The present project aims to create new ways of analyzing time-related processes in post-tonal instrumental and electronic music based on findings and research methods developed in the earlier FWF-projects A Context-Sensitive Theory of Post-tonal Sound Organization [CTPSO] (2012–14) and Performing, Experiencing and Theorizing Augmented Listening [PETAL] (2017–20). In particular we will extend the concept of “cadence” from its standard use in the analysis of tonal music to post-tonal and sound-based musical works of the past hundred years. In addition to pitch-based harmonic processes, our concept of post-tonal cadence will preserve fundamental properties of tonal cadences such as instability/stability and motion/rest. Moreover, we will show how the perception of cadential moments might be conditioned by additional musical dimensions such as tempo, timbre, density, texture, and space. In a broader sense, such moments can be considered “points of discontinuity” in which endings and new beginnings meet.
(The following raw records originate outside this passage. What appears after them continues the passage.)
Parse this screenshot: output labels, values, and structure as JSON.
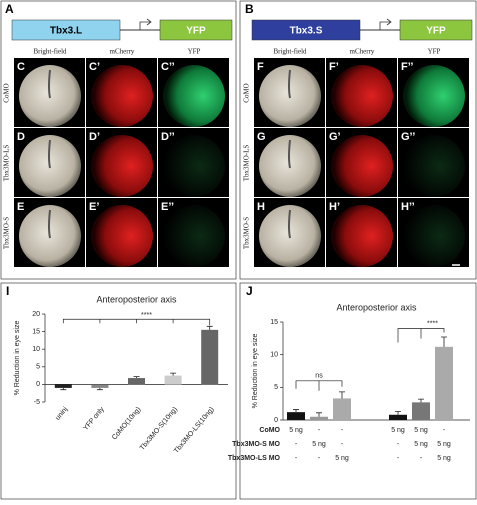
{
  "panels": [
    {
      "letter": "A",
      "construct": "Tbx3.L",
      "reporter": "YFP",
      "columns": [
        "Bright-field",
        "mCherry",
        "YFP"
      ],
      "rows": [
        {
          "label": "CoMO",
          "letters": [
            "C",
            "C’",
            "C’’"
          ]
        },
        {
          "label": "Tbx3MO-LS",
          "letters": [
            "D",
            "D’",
            "D’’"
          ]
        },
        {
          "label": "Tbx3MO-S",
          "letters": [
            "E",
            "E’",
            "E’’"
          ]
        }
      ]
    },
    {
      "letter": "B",
      "construct": "Tbx3.S",
      "reporter": "YFP",
      "columns": [
        "Bright-field",
        "mCherry",
        "YFP"
      ],
      "rows": [
        {
          "label": "CoMO",
          "letters": [
            "F",
            "F’",
            "F’’"
          ]
        },
        {
          "label": "Tbx3MO-LS",
          "letters": [
            "G",
            "G’",
            "G’’"
          ]
        },
        {
          "label": "Tbx3MO-S",
          "letters": [
            "H",
            "H’",
            "H’’"
          ]
        }
      ]
    }
  ],
  "chart_data": [
    {
      "type": "bar",
      "letter": "I",
      "title": "Anteroposterior axis",
      "ylabel": "% Reduction in eye size",
      "categories": [
        "uninj",
        "YFP only",
        "CoMO(10ng)",
        "Tbx3MO-S(10ng)",
        "Tbx3MO-LS(10ng)"
      ],
      "values": [
        -1,
        -1,
        1.8,
        2.5,
        15.5
      ],
      "errors": [
        0.5,
        0.5,
        0.4,
        0.7,
        1.0
      ],
      "colors": [
        "#222222",
        "#888888",
        "#666666",
        "#cccccc",
        "#666666"
      ],
      "ylim": [
        -5,
        20
      ],
      "yticks": [
        -5,
        0,
        5,
        10,
        15,
        20
      ],
      "annotations": [
        "****"
      ]
    },
    {
      "type": "bar",
      "letter": "J",
      "title": "Anteroposterior axis",
      "ylabel": "% Reduction in eye size",
      "categories": [
        null,
        null,
        null,
        null,
        null,
        null
      ],
      "values": [
        1.2,
        0.5,
        3.3,
        0.8,
        2.7,
        11.2
      ],
      "errors": [
        0.4,
        0.6,
        1.0,
        0.5,
        0.5,
        1.5
      ],
      "colors": [
        "#111111",
        "#999999",
        "#aaaaaa",
        "#111111",
        "#777777",
        "#aaaaaa"
      ],
      "ylim": [
        0,
        15
      ],
      "yticks": [
        0,
        5,
        10,
        15
      ],
      "annotations": [
        "ns",
        "****"
      ],
      "table": {
        "rows": [
          {
            "label": "CoMO",
            "cells": [
              "5 ng",
              "-",
              "-",
              "5 ng",
              "5 ng",
              "-"
            ]
          },
          {
            "label": "Tbx3MO-S MO",
            "cells": [
              "-",
              "5 ng",
              "-",
              "-",
              "5 ng",
              "5 ng"
            ]
          },
          {
            "label": "Tbx3MO-LS MO",
            "cells": [
              "-",
              "-",
              "5 ng",
              "-",
              "-",
              "5 ng"
            ]
          }
        ]
      }
    }
  ]
}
The relative salience (perceptual prominence) of these points is crucial for the formal design of a specific piece of music, resulting in different levels of segmentation of the musical flow into discrete phrases or sections. A meaningful categorization of these kinds of segmentation is the main objective of our project. As theoretical tools for categorizing cadential points, we will use the concepts of “entropy” (degree of order/disorder), “convergence/divergence,” and “continuity/discontinuity.”
Our research is divided into three stages: (1) Points and degrees of segmentation will be identified in a broad repertoire of post-tonal instrumental and electronic works, based on perception-sensitive analytical methods as well as web-based experiments with external listeners. (2) Building on an evaluation of these research data, we will formulate hypotheses on how the organization and perception of cadential moments in post-tonal music might be categorized and described in a nuanced, context-sensitive manner. (3) Electronic sound sequences will be created as models representing these hypotheses. These models will be used in perceptual experiments with expert and non-expert listeners. The results of these experiments will serve to further refine our theoretical model of cadence and temporal organization in post-tonal music.
Outcomes will be made accessible through a project website, a number of peer-reviewed articles in open access journals, as well as a public two-day conference at the end of the project involving external collaboration partners from Graz, Linz, Montreal, and Portland. The technological output of our research includes the development of a software for the segmentation of musical examples and the analysis of spatial structures that may find further use in the field of electronic music. All data assembled during our research will be made accessible in anonymized form through an open access github repository.